Issue 38 – May 2012
The Department of Labour's Employment Agreement Builder is making it easier for employers to stay up to date with employment relations legislation.
Since July 2011, employers have been required to keep copies on record of all employment agreements or terms and conditions of employment signed by themselves and their employees.
This means that now, more than ever before, employers must make sure they cross all the t's and dot all the i's on their employment agreements.
Having a signed employment agreement makes good business sense – it documents what was agreed between the employer and employee.
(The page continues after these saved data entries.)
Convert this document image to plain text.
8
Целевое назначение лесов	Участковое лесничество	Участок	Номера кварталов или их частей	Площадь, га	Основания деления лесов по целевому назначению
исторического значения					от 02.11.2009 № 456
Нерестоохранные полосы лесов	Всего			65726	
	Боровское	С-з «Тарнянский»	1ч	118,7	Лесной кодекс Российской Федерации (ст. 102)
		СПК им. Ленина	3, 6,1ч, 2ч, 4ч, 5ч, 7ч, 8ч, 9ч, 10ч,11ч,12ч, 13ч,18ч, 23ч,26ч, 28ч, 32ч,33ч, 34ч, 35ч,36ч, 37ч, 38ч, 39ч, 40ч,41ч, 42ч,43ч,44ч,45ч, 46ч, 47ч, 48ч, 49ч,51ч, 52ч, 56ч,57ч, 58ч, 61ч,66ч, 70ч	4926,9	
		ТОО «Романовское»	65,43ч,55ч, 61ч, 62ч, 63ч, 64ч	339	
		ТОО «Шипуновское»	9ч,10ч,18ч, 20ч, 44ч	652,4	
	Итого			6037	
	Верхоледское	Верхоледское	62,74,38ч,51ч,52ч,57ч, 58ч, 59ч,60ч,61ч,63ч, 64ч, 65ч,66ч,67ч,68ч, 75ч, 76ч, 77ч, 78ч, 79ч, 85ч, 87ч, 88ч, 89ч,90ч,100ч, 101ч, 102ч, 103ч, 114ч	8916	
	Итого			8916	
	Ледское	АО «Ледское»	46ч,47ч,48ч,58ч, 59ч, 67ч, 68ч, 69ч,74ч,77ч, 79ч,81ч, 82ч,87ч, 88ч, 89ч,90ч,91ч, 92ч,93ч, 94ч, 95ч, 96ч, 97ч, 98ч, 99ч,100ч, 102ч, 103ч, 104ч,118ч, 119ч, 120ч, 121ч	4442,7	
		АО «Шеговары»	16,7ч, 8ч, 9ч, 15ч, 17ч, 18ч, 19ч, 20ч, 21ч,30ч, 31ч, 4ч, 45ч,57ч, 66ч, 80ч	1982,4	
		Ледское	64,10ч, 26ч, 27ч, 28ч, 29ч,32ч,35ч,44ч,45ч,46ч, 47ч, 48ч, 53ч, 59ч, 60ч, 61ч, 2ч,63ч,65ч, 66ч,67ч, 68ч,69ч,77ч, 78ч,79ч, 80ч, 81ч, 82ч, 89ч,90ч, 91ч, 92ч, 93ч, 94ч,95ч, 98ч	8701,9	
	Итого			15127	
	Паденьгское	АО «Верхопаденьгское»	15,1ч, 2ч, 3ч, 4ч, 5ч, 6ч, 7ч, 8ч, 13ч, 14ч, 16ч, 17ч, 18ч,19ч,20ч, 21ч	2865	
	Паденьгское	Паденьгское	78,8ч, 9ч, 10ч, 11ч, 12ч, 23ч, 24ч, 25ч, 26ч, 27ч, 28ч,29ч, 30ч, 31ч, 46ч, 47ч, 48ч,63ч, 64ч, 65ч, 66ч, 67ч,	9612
And this is where the Employment Agreement Builder comes in.
The Employment Agreement Builder is an online tool that helps you draft your agreement in the correct way by showing you the clauses you must use as well as the optional clauses that may still be relevant and useful to meet your specific requirements.
The Employment Agreement Builder takes the hassle out of drafting your agreement and offers you the peace of mind of knowing that you and your employee have agreed on terms.
It's also free to use and can be completed in as little as 20 minutes.
Important facts about employment agreements
Employment agreements have been required by law since the introduction of the Employment Relations Act 2000.
All employment agreements must include the mandatory clauses, which can be found on the Department of Labour website.
If the employment arrangement includes a 90-day trial period (trial periods are optional), it must be in the written employment agreement, and agreed before employment starts.
If agreement with an employee can't be reached or the employee has not signed the agreement, as an employer you must retain a copy of an intended agreement or current terms and conditions of employment, and record the steps you have taken to put an agreement in place.
Individuals found to be non-compliant with employment relations law can be penalised with a fine up to $10,000, while bodies corporate can be fined up to $20,000 if the matter is not remedied.